Hoffen auf die "andere, bessere Idee"
Adam Riess reißt die meisten Astronomen mit und animiert sie, den Konflikt bei der Hubble-Konstanten als Chance zu sehen, nicht als Problem oder Gefahr. Für ihn könnte die Kosmologie wieder kurz vor einer epochalen Wende stehen:
"Können wir diesen Messungen wirklich glauben, auch so ganz ohne Idee für eine theoretische Erklärung? In der Geschichte der Wissenschaft war viele Male offensichtlich, dass ein Modell gescheitert war oder dass man irgendetwas nicht verstanden hatte – einfach aufgrund sehr genauer Beobachtungen. So war das zum Beispiel bei der Präzession der Merkurbahn. Manchmal liefern die Messdaten einen Hinweis, aber es dauert eine Weile, bis wir schlau genug sind, ihn zu verstehen."
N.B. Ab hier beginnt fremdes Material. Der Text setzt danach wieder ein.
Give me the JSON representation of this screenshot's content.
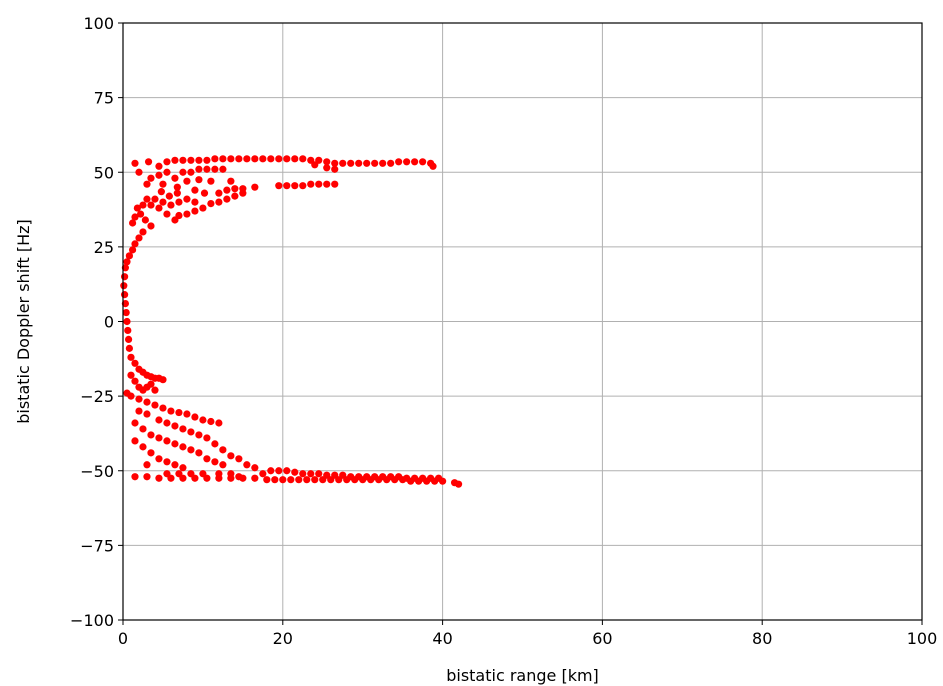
{
  "chart_data": {
    "type": "scatter",
    "xlabel": "bistatic range [km]",
    "ylabel": "bistatic Doppler shift [Hz]",
    "xlim": [
      0,
      100
    ],
    "ylim": [
      -100,
      100
    ],
    "xticks": [
      0,
      20,
      40,
      60,
      80,
      100
    ],
    "yticks": [
      -100,
      -75,
      -50,
      -25,
      0,
      25,
      50,
      75,
      100
    ],
    "xtick_labels": [
      "0",
      "20",
      "40",
      "60",
      "80",
      "100"
    ],
    "ytick_labels": [
      "−100",
      "−75",
      "−50",
      "−25",
      "0",
      "25",
      "50",
      "75",
      "100"
    ],
    "grid": true,
    "marker_color": "#ff0000",
    "series": [
      {
        "points": [
          [
            1.5,
            53
          ],
          [
            3.2,
            53.5
          ],
          [
            4.5,
            52
          ],
          [
            5.5,
            53.5
          ],
          [
            6.5,
            54
          ],
          [
            7.5,
            54
          ],
          [
            8.5,
            54
          ],
          [
            9.5,
            54
          ],
          [
            10.5,
            54
          ],
          [
            11.5,
            54.5
          ],
          [
            12.5,
            54.5
          ],
          [
            13.5,
            54.5
          ],
          [
            14.5,
            54.5
          ],
          [
            15.5,
            54.5
          ],
          [
            16.5,
            54.5
          ],
          [
            17.5,
            54.5
          ],
          [
            18.5,
            54.5
          ],
          [
            19.5,
            54.5
          ],
          [
            20.5,
            54.5
          ],
          [
            21.5,
            54.5
          ],
          [
            22.5,
            54.5
          ],
          [
            23.5,
            54
          ],
          [
            24.5,
            54
          ],
          [
            25.5,
            53.5
          ],
          [
            26.5,
            53
          ],
          [
            27.5,
            53
          ],
          [
            28.5,
            53
          ],
          [
            29.5,
            53
          ],
          [
            30.5,
            53
          ],
          [
            31.5,
            53
          ],
          [
            32.5,
            53
          ],
          [
            33.5,
            53
          ],
          [
            34.5,
            53.5
          ],
          [
            35.5,
            53.5
          ],
          [
            36.5,
            53.5
          ],
          [
            37.5,
            53.5
          ],
          [
            38.5,
            53
          ],
          [
            38.8,
            52
          ],
          [
            24.0,
            52.5
          ],
          [
            25.5,
            51.5
          ],
          [
            26.5,
            51
          ],
          [
            2.0,
            50
          ],
          [
            3.5,
            48
          ],
          [
            4.5,
            49
          ],
          [
            5.5,
            50
          ],
          [
            6.5,
            48
          ],
          [
            7.5,
            50
          ],
          [
            8.5,
            50
          ],
          [
            9.5,
            51
          ],
          [
            10.5,
            51
          ],
          [
            11.5,
            51
          ],
          [
            12.5,
            51
          ],
          [
            8.0,
            47
          ],
          [
            9.5,
            47.5
          ],
          [
            11.0,
            47
          ],
          [
            13.5,
            47
          ],
          [
            3.0,
            46
          ],
          [
            5.0,
            46
          ],
          [
            6.8,
            45
          ],
          [
            9.0,
            44
          ],
          [
            10.2,
            43
          ],
          [
            12.0,
            43
          ],
          [
            13.0,
            44
          ],
          [
            14.0,
            44.5
          ],
          [
            15.0,
            44.5
          ],
          [
            16.5,
            45
          ],
          [
            19.5,
            45.5
          ],
          [
            20.5,
            45.5
          ],
          [
            21.5,
            45.5
          ],
          [
            22.5,
            45.5
          ],
          [
            23.5,
            46
          ],
          [
            24.5,
            46
          ],
          [
            25.5,
            46
          ],
          [
            26.5,
            46
          ],
          [
            15.0,
            43
          ],
          [
            14.0,
            42
          ],
          [
            13.0,
            41
          ],
          [
            12.0,
            40
          ],
          [
            11.0,
            39.5
          ],
          [
            10.0,
            38
          ],
          [
            9.0,
            37
          ],
          [
            8.0,
            36
          ],
          [
            7.0,
            35.5
          ],
          [
            6.5,
            34
          ],
          [
            5.5,
            36
          ],
          [
            4.5,
            38
          ],
          [
            3.5,
            39
          ],
          [
            2.5,
            39
          ],
          [
            1.8,
            38
          ],
          [
            2.2,
            36
          ],
          [
            2.8,
            34
          ],
          [
            3.5,
            32
          ],
          [
            1.5,
            35
          ],
          [
            1.2,
            33
          ],
          [
            4.0,
            41
          ],
          [
            5.0,
            40
          ],
          [
            6.0,
            39
          ],
          [
            7.0,
            40
          ],
          [
            8.0,
            41
          ],
          [
            9.0,
            40
          ],
          [
            5.8,
            42
          ],
          [
            6.8,
            43
          ],
          [
            4.8,
            43.5
          ],
          [
            3.0,
            41
          ],
          [
            2.5,
            30
          ],
          [
            2.0,
            28
          ],
          [
            1.5,
            26
          ],
          [
            1.2,
            24
          ],
          [
            0.8,
            22
          ],
          [
            0.5,
            20
          ],
          [
            0.3,
            18
          ],
          [
            0.2,
            15
          ],
          [
            0.1,
            12
          ],
          [
            0.2,
            9
          ],
          [
            0.3,
            6
          ],
          [
            0.4,
            3
          ],
          [
            0.5,
            0
          ],
          [
            0.6,
            -3
          ],
          [
            0.7,
            -6
          ],
          [
            0.8,
            -9
          ],
          [
            1.0,
            -12
          ],
          [
            1.5,
            -14
          ],
          [
            2.0,
            -16
          ],
          [
            2.5,
            -17
          ],
          [
            3.0,
            -18
          ],
          [
            3.5,
            -18.5
          ],
          [
            4.0,
            -19
          ],
          [
            4.5,
            -19
          ],
          [
            5.0,
            -19.5
          ],
          [
            1.0,
            -18
          ],
          [
            1.5,
            -20
          ],
          [
            2.0,
            -22
          ],
          [
            2.5,
            -23
          ],
          [
            3.0,
            -22
          ],
          [
            3.5,
            -21
          ],
          [
            4.0,
            -23
          ],
          [
            0.5,
            -24
          ],
          [
            1.0,
            -25
          ],
          [
            2.0,
            -26
          ],
          [
            3.0,
            -27
          ],
          [
            4.0,
            -28
          ],
          [
            5.0,
            -29
          ],
          [
            6.0,
            -30
          ],
          [
            7.0,
            -30.5
          ],
          [
            8.0,
            -31
          ],
          [
            9.0,
            -32
          ],
          [
            10.0,
            -33
          ],
          [
            11.0,
            -33.5
          ],
          [
            12.0,
            -34
          ],
          [
            2.0,
            -30
          ],
          [
            3.0,
            -31
          ],
          [
            4.5,
            -33
          ],
          [
            5.5,
            -34
          ],
          [
            6.5,
            -35
          ],
          [
            7.5,
            -36
          ],
          [
            8.5,
            -37
          ],
          [
            9.5,
            -38
          ],
          [
            10.5,
            -39
          ],
          [
            11.5,
            -41
          ],
          [
            12.5,
            -43
          ],
          [
            13.5,
            -45
          ],
          [
            14.5,
            -46
          ],
          [
            15.5,
            -48
          ],
          [
            16.5,
            -49
          ],
          [
            1.5,
            -34
          ],
          [
            2.5,
            -36
          ],
          [
            3.5,
            -38
          ],
          [
            4.5,
            -39
          ],
          [
            5.5,
            -40
          ],
          [
            6.5,
            -41
          ],
          [
            7.5,
            -42
          ],
          [
            8.5,
            -43
          ],
          [
            9.5,
            -44
          ],
          [
            10.5,
            -46
          ],
          [
            11.5,
            -47
          ],
          [
            12.5,
            -48
          ],
          [
            1.5,
            -40
          ],
          [
            2.5,
            -42
          ],
          [
            3.5,
            -44
          ],
          [
            4.5,
            -46
          ],
          [
            5.5,
            -47
          ],
          [
            6.5,
            -48
          ],
          [
            7.5,
            -49
          ],
          [
            3.0,
            -48
          ],
          [
            5.5,
            -51
          ],
          [
            7.0,
            -51
          ],
          [
            8.5,
            -51
          ],
          [
            10.0,
            -51
          ],
          [
            12.0,
            -51
          ],
          [
            13.5,
            -51
          ],
          [
            14.5,
            -52
          ],
          [
            1.5,
            -52
          ],
          [
            3.0,
            -52
          ],
          [
            4.5,
            -52.5
          ],
          [
            6.0,
            -52.5
          ],
          [
            7.5,
            -52.5
          ],
          [
            9.0,
            -52.5
          ],
          [
            10.5,
            -52.5
          ],
          [
            12.0,
            -52.5
          ],
          [
            13.5,
            -52.5
          ],
          [
            15.0,
            -52.5
          ],
          [
            16.5,
            -52.5
          ],
          [
            17.5,
            -51
          ],
          [
            18.5,
            -50
          ],
          [
            19.5,
            -50
          ],
          [
            20.5,
            -50
          ],
          [
            21.5,
            -50.5
          ],
          [
            22.5,
            -51
          ],
          [
            23.5,
            -51
          ],
          [
            24.5,
            -51
          ],
          [
            25.5,
            -51.5
          ],
          [
            26.5,
            -51.5
          ],
          [
            27.5,
            -51.5
          ],
          [
            28.5,
            -52
          ],
          [
            29.5,
            -52
          ],
          [
            30.5,
            -52
          ],
          [
            31.5,
            -52
          ],
          [
            32.5,
            -52
          ],
          [
            33.5,
            -52
          ],
          [
            34.5,
            -52
          ],
          [
            35.5,
            -52.5
          ],
          [
            36.5,
            -52.5
          ],
          [
            37.5,
            -52.5
          ],
          [
            38.5,
            -52.5
          ],
          [
            39.5,
            -52.5
          ],
          [
            18.0,
            -53
          ],
          [
            19.0,
            -53
          ],
          [
            20.0,
            -53
          ],
          [
            21.0,
            -53
          ],
          [
            22.0,
            -53
          ],
          [
            23.0,
            -53
          ],
          [
            24.0,
            -53
          ],
          [
            25.0,
            -53
          ],
          [
            26.0,
            -53
          ],
          [
            27.0,
            -53
          ],
          [
            28.0,
            -53
          ],
          [
            29.0,
            -53
          ],
          [
            30.0,
            -53
          ],
          [
            31.0,
            -53
          ],
          [
            32.0,
            -53
          ],
          [
            33.0,
            -53
          ],
          [
            34.0,
            -53
          ],
          [
            35.0,
            -53
          ],
          [
            36.0,
            -53.5
          ],
          [
            37.0,
            -53.5
          ],
          [
            38.0,
            -53.5
          ],
          [
            39.0,
            -53.5
          ],
          [
            40.0,
            -53.5
          ],
          [
            41.5,
            -54
          ],
          [
            42.0,
            -54.5
          ]
        ]
      }
    ]
  }
}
Jahrzehntelang grübelten die Forscher über eine minimale Abweichung der Bahn des innersten Planeten Merkur. Kaum ein Physiker oder Kosmologe nahm sich der Sache ernsthaft an – wer kümmert sich schon um einen kosmischen Krümel.
Dirk Lorenzen: "Ich hoffe, wir leben noch lang genug, dass wir zumindest diesen nächsten Schritt erleben. Das wäre schon großartig, wenn man sieht, was aus Dunkler Materie und Dunkler Energie wird."
Am Ende ließ sich der Lauf des kleinsten Planeten im Sonnensystem erst mit der Allgemeinen Relativitätstheorie verstehen. Das vermeintlich kleine Problem sorgte für einen der großen Umstürze in der Geschichte der Physik. Adam Riess:
"Wir müssen uns einfach die Fakten ansehen. Wenn unsere Theorien nicht stimmen, dann ist das eben so. Vielleicht ist das Universum cleverer als wir heute sind. Irgendwann kommt dann schon eine bessere Idee."